Environment, State and Economy
You will explore the connections between environmental, economic, and political change from a long-term perspective. We look at the relationship between humans and their environment and ask what impact this relationship had on the formation of states, the Industrial Revolution, technological development, colonialism and economic inequality. The core module will help you acquire expertise in cutting-edge debates over the Great Divergence, the Anthropocene, ecological imperialism and climate change.
You will reflect on historical methods and sources and develop your research projects. The weekly topics will explore environmental (such as geography and natural resources), political (such as the formation of states and legal institutions) and economic (such as economic development, inequality and living standards) factors concerning each other from a macrohistorical perspective. Optional modules will allow you to specialise in specific regions, periods and themes.
Empires and Global History
You will examine and interrogate a set of overlapping concerns that have not only shaped global history, imperial history, and histories of empire but also stirred debate about the dividing line between such historiographical approaches. The first is with scale in historical analysis and the effort to move beyond the nation-state to consider empire, region, continent, the terrestrial or terraqueous globe, and even the planet as a unit of inquiry. The second is with connections between historical agents across and between these units. The last is with comparisons across space and time. Rather than being entirely pacific or underpinning ‘progress’, some connections supported the making or deepening of division, inequality, coercion, and violence.
The core module will introduce you to the above concerns, associated concepts and categories, the evolution of each approach to historical production, their application to a range of historical sub-fields, and some of the hallmark or canonical works. The elective/optional modules will allow you to study and apply these ideas to particular historiographies.
Culture, Ideas and Identities
You will examine culturally constructed aspects of historical experience. Its subject matter includes the wide variety of meaning-laden objects and practices produced in the past or engaged in by different segments of society. Thus, it examines the history of what traditionally has been identified as ‘culture’ with a capital ‘C’, including the ideas articulated by intellectual elites.
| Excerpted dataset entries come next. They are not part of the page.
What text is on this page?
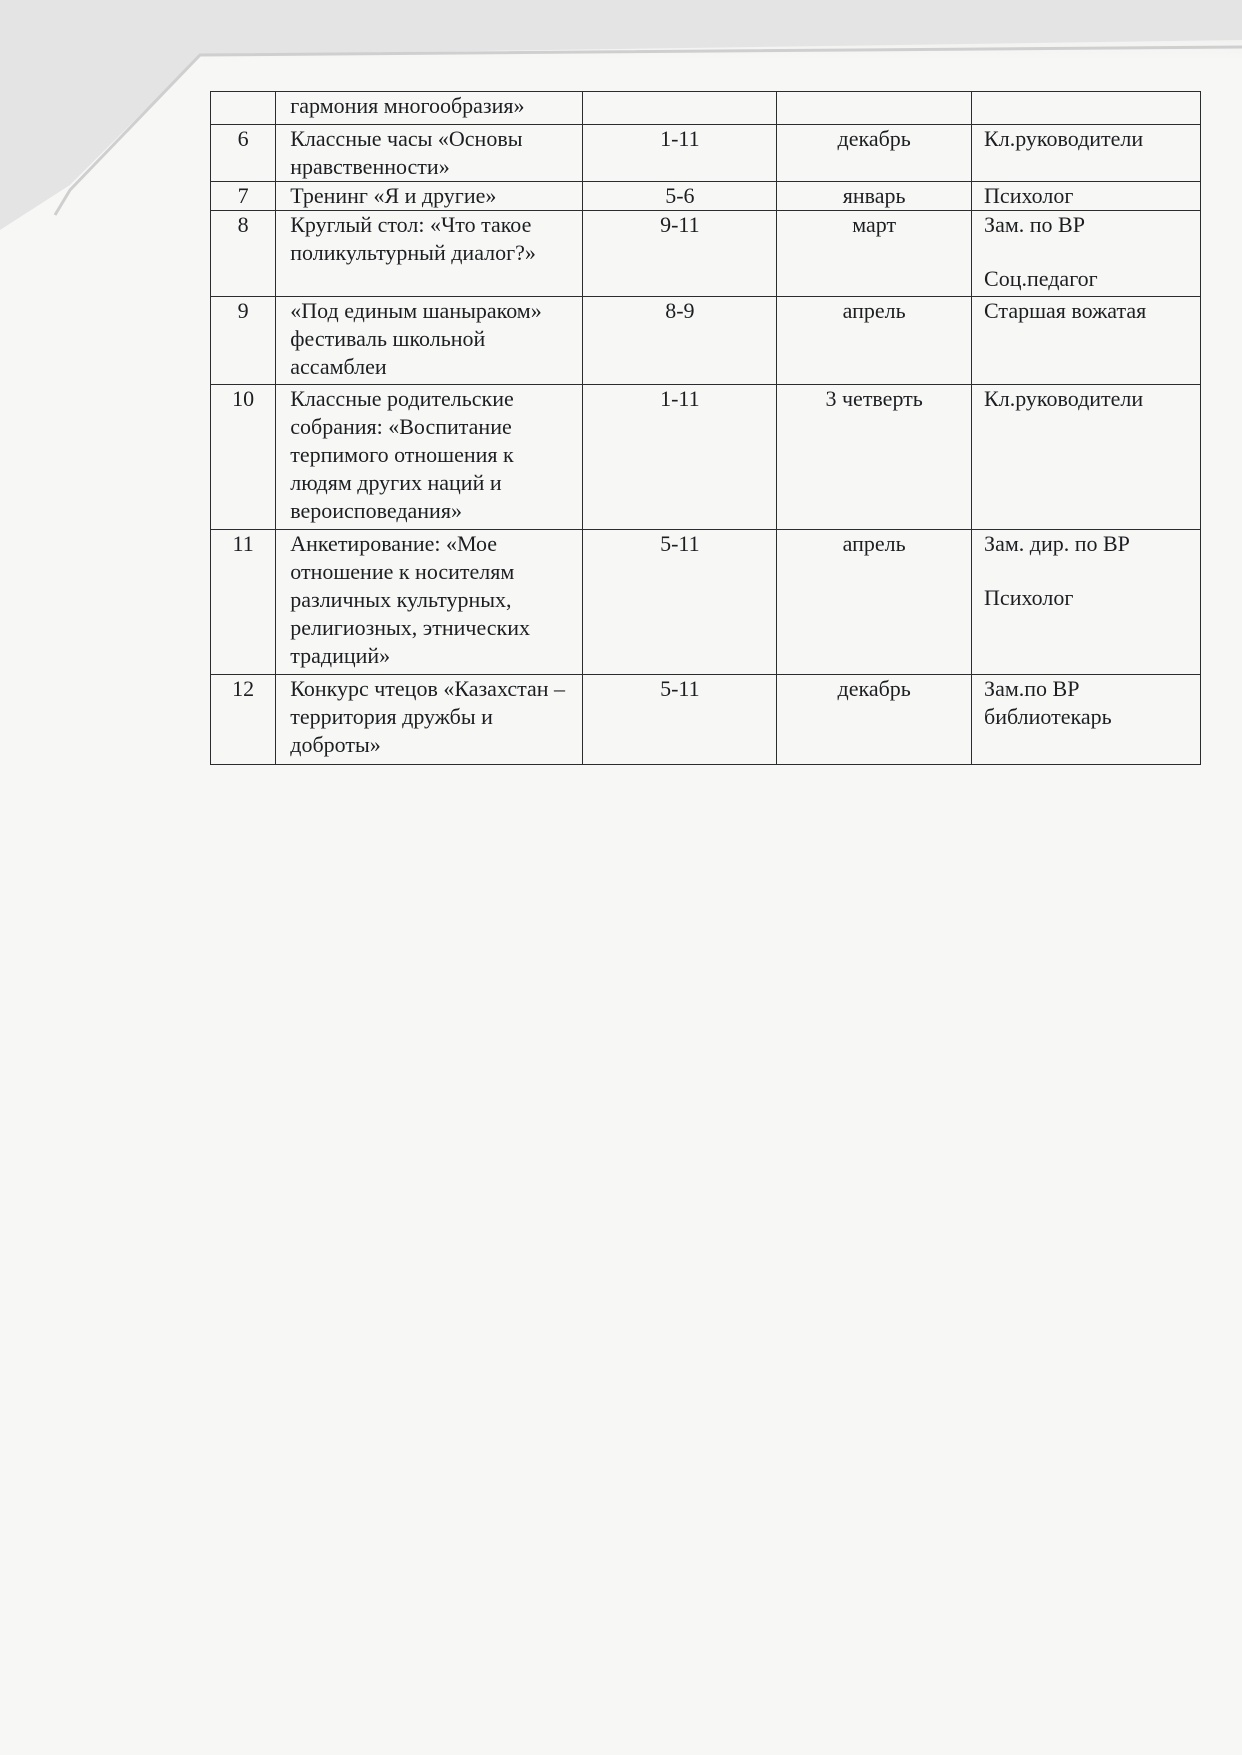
	гармония многообразия»			
6	Классные часы «Основы нравственности»	1-11	декабрь	Кл.руководители

7	Тренинг «Я и другие»	5-6	январь	Психолог

8	Круглый стол: «Что такое поликультурный диалог?»	9-11	март	Зам. по ВР
Соц.педагог

9	«Под единым шаныраком» фестиваль школьной ассамблеи	8-9	апрель	Старшая вожатая

10	Классные родительские собрания: «Воспитание терпимого отношения к людям других наций и вероисповедания»	1-11	3 четверть	Кл.руководители

11	Анкетирование: «Мое отношение к носителям различных культурных, религиозных, этнических традиций»	5-11	апрель	Зам. дир. по ВР
Психолог

12	Конкурс чтецов «Казахстан – территория дружбы и доброты»	5-11	декабрь	Зам.по ВР
библиотекарь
Since the 1980s, cultural history has paid at least as much attention to everyday attitudes, values, assumptions and prejudices and the rituals and practices that express them, from magical beliefs to gender roles. The pathway pays attention to their location and dynamic vis-à-vis the social, political and other spheres, and identity, which has become a key analytical concept for cultural historians to investigate how characteristics have shaped how people have understood themselves.
Through the pathway-specific core module, you can gain knowledge of a wide range of approaches deployed by cultural historians, an ability to evaluate those approaches, and an understanding of how they can be applied to particular subjects. Through its optional modules spanning all historical periods, you explore certain cultural-historical phenomena in depth.
Modern British History
You will learn about modern British history’s complexity, diversity and vibrancy as a field of study. You will identify key areas of historiographical debate, think critically about where the field’s boundaries lie and question what constitutes modern British history in its temporal and spatial dimensions. The pathway encourages you to problematise the idea of ‘national’ history, providing opportunities to explore the transnational, imperial, global and comparative dimensions of political, economic, social, cultural and intellectual life within a ‘British history’ framework.
Pathway options typically include modules looking at histories of Britain as far back as 1750. The core module focuses on nation and empire; race, class and gender; and individualism and subjectivity. You will examine the theories, concepts, methodologies and source materials that historians use to produce knowledge about these integrated themes. You will learn to identify appropriate archival sources for your research and develop a theoretical, conceptual and methodological framework for your dissertation.